The art of doing you

“Do you,” my friend began to say to me. We we were in our early twenties. The words were often brought up in moments of frustration. At its worst, they would follow anger or loss. At its best, they would trail confusion and uncertainty. Two small words that cast a great shadow with their implication. When you’re young, you’re palatable to such advice. You crave anything to help you understand yourself better. It was the proper conclusion to any conversation. We would nod with the best intentions of finding our own path.

Doing you would morph into many meanings over our twenties but all with similar manifestations: stop giving a fuck about what everyone around you is saying. It’s rooted in a lesson we understood in theory but not yet in practice. Most people can intellectualize that we should be making our own decisions putting little to no weight on the external.

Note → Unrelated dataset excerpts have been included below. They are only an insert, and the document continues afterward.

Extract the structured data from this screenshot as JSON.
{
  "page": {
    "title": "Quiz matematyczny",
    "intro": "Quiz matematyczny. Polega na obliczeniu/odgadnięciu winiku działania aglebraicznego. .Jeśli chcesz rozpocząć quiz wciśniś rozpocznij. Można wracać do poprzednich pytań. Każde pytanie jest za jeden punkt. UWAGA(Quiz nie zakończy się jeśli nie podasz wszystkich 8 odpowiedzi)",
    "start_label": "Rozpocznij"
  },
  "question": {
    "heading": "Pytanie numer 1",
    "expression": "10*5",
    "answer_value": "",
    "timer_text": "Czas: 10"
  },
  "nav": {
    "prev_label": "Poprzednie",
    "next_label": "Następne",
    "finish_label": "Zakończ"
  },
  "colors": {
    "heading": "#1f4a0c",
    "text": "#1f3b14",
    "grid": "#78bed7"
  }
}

This was the truth behind “do you.” While the action implied was literal to the situation at hand, it more so targeted the preamble to doing you– it meant cut the shit that’s blocking you.

In my early twenties, I often snuck off during the workday to call my friends. There was an empty third floor office space in the historic building I worked at. When I couldn’t manage stress or heartache, this was where I’d go to think alone or call someone. The desolate room had small piles of sand from the termites that were feasting on the old structure. I would often begin to open and close drawers while in a trance of my own thoughts or listening to advice. I never discovered anything besides the dust piles in my explorations. I often walked from room to room searching aimlessly, until one day as if by destiny I found something. It was a tag made of cloth with a string attached to it. The tiny item was asking to be put on display. It read: The golden opportunity you are seeking is within yourself.

This is the underlying wisdom behind Do you. No man is an island, but the twenties is full of exploration, most of which leads back to this conclusion. What you need to live a fulfilling life, to attain peace of mind, or to take you out of the darkness is already inside you. We have an audience of one to please in this life. Do you, my friends.